CAN 2025 : l’Algérie déraille en quarts mais regarde droit vers la Coupe du monde
L’aventure algérienne à la CAN 2025 s’est brutalement arrêtée samedi 10 janvier au stade de Marrakech. Opposés au Nigeria en quarts de finale, les Fennecs ont été dominés de bout en bout par des Super Eagles réalistes et supérieurs (2-0). Une élimination douloureuse, marquée par de fortes tensions en fin de rencontre, mais qui n’efface pas totalement les motifs d’espoir à cinq mois de la Coupe du monde 2026.
Face au Nigeria, l’Algérie n’a jamais trouvé le tempo. Dès les premières minutes, les hommes de Vladimir Petkovic ont subi l’impact physique et l’intensité nigériane. Solides dans les duels, rapides dans les transitions, les Super Eagles ont progressivement éteint toute velléité offensive algérienne. En 90 minutes, les Fennecs n’ont cadré aucun tir, se contentant de trois tentatives sans réel danger. Une statistique cruelle qui résume l’impuissance offensive algérienne.

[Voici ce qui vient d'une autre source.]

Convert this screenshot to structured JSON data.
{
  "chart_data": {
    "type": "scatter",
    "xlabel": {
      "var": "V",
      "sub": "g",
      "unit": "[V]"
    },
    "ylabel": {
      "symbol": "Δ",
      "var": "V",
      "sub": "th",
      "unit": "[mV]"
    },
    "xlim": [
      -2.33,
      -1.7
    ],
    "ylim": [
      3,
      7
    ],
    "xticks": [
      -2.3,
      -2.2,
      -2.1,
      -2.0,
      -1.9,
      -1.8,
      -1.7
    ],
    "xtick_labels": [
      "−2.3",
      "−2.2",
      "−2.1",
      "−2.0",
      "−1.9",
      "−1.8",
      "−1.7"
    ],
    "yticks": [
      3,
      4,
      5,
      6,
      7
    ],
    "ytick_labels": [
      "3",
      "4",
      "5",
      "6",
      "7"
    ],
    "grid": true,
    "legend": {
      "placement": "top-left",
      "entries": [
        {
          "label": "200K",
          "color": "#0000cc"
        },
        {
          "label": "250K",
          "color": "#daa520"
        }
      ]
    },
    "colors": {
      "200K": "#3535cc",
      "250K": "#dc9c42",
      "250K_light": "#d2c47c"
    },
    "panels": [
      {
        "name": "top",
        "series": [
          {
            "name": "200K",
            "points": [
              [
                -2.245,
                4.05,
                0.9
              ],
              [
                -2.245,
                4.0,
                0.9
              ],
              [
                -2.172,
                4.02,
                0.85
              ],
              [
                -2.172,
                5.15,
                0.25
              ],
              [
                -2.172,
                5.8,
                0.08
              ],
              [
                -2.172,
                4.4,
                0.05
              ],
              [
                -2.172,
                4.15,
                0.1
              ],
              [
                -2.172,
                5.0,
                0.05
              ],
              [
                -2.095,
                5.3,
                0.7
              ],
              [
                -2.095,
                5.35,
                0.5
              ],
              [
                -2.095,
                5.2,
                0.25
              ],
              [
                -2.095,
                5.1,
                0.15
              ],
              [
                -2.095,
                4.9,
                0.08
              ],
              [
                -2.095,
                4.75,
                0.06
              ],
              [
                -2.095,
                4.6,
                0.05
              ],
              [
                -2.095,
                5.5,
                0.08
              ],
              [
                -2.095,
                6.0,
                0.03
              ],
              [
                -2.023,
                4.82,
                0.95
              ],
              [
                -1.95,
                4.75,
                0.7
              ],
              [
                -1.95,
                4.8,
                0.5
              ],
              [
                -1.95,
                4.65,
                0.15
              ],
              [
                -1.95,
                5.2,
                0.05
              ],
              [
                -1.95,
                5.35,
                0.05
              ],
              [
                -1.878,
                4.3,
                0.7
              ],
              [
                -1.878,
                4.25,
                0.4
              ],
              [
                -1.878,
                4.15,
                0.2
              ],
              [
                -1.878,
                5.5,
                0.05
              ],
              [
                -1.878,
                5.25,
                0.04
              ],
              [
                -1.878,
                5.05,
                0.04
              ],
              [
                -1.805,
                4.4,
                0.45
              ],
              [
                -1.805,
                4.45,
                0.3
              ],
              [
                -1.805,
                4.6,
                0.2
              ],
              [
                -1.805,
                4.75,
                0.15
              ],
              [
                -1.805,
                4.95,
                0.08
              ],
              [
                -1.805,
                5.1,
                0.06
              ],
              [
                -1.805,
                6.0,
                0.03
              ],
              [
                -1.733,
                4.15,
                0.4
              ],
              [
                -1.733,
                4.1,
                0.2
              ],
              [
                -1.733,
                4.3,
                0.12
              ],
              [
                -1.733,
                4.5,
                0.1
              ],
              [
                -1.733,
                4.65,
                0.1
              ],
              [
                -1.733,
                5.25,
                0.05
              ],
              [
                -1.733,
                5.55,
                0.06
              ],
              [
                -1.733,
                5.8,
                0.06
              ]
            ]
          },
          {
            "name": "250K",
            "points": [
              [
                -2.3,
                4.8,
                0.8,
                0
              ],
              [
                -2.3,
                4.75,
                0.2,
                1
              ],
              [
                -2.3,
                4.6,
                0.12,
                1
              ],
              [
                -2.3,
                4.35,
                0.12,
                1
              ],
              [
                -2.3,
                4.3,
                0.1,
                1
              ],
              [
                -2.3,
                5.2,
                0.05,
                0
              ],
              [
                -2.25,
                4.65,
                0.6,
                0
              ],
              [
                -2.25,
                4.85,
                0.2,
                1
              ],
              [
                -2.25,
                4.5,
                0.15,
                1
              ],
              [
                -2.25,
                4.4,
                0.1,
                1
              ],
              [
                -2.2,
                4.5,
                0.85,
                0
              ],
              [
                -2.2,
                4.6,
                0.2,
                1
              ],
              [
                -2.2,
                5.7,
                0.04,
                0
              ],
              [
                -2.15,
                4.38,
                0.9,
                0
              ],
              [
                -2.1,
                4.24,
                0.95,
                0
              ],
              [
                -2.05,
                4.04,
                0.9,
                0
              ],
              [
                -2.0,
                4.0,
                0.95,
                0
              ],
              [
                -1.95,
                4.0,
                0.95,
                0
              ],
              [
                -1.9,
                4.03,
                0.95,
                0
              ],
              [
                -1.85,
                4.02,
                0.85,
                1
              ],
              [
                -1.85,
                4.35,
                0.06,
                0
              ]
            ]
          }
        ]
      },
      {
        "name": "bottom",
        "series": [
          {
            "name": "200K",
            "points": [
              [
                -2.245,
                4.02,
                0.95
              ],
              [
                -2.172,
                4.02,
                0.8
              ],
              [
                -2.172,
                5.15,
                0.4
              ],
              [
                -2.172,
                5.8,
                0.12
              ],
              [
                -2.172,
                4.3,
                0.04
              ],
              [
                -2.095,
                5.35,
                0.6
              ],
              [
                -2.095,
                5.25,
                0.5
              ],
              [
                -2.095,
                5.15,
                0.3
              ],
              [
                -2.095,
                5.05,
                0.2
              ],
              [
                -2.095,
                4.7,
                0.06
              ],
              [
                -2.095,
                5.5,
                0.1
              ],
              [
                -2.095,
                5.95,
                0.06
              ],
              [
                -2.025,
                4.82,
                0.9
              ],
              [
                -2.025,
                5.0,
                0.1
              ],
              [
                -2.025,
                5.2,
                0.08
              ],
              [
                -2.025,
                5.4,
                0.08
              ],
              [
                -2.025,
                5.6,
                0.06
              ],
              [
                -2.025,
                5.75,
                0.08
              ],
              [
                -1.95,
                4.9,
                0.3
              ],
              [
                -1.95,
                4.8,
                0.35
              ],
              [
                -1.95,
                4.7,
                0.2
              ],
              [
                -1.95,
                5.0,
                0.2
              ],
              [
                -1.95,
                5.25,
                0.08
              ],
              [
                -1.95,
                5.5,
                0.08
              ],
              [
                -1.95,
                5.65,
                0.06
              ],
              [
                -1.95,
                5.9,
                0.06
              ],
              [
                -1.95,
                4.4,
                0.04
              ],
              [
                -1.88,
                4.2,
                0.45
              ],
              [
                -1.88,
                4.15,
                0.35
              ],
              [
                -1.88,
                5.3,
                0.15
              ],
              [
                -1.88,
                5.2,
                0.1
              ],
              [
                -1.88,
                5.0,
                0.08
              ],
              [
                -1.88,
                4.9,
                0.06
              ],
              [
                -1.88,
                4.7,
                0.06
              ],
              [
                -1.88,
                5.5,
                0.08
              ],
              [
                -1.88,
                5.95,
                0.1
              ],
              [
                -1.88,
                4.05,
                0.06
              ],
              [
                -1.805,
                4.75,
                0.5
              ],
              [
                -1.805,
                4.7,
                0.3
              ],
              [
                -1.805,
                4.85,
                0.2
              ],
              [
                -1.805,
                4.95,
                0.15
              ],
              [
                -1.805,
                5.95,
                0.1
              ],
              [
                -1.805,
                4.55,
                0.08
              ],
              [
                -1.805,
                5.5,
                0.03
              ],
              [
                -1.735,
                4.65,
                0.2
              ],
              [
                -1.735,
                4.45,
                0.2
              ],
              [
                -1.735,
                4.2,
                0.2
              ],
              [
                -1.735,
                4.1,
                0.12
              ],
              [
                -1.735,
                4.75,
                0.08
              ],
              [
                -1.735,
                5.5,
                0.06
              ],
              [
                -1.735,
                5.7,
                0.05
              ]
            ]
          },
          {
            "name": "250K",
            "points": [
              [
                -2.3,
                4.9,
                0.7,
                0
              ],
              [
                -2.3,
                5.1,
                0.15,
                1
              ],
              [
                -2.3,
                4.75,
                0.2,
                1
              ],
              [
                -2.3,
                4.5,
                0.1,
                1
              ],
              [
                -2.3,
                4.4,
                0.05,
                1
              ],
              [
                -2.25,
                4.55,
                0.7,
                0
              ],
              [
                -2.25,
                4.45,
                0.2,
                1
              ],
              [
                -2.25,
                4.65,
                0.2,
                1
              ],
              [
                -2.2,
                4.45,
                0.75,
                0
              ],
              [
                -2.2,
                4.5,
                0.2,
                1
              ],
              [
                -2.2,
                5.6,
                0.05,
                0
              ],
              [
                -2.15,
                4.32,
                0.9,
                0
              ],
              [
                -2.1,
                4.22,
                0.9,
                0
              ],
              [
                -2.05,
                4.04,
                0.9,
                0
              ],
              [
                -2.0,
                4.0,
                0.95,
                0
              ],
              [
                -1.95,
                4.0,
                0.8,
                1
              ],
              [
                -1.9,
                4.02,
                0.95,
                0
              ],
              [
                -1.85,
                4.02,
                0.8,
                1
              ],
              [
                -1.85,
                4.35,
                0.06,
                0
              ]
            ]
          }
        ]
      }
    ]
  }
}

Le contraste avec le précédent de 2019 est saisissant. À l’époque, lors de la CAN en Égypte, l’Algérie avait dominé le Nigeria en demi-finale grâce à un coup franc magistral de Riyad Mahrez dans le temps additionnel, avant de soulever le trophée face au Sénégal. Six ans plus tard, le rapport de force s’est inversé. Cette fois, c’est le Nigeria qui sourit, affirmant sa supériorité collective et tactique.
Symbole de cette soirée difficile, Riyad Mahrez est resté transparent. Pour celui qui disputait la dernière CAN de sa carrière internationale, la sortie est amère. Peu en vue, touchant à peine 36 ballons et sans aucune influence dans la surface adverse, le capitaine algérien a quitté la pelouse à l’heure de jeu, laissant derrière lui un sentiment d’inachevé.
Des échauffourées ternissent la fin de match
Au coup de sifflet final, la frustration a laissé place à la tension. Sur le terrain, des accrochages ont éclaté entre joueurs, notamment entre Luca Zidane et certains Nigérians. Dans les tribunes, des supporters algériens ont dû être contenus par les forces de sécurité pour éviter des débordements et des jets de projectiles. Même la zone mixte n’a pas été épargnée, avec des altercations entre journalistes, nécessitant une intervention pour rétablir le calme.
Côté algérien, l’arbitrage du Sénégalais Issa Sy a également été pointé du doigt. Plusieurs joueurs ont regretté l’absence d’intervention de l’arbitrage vidéo sur une main nigériane en première période. « L’arbitrage n’était pas au top », a estimé Rayan Aït-Nouri, tout en reconnaissant la supériorité du Nigeria.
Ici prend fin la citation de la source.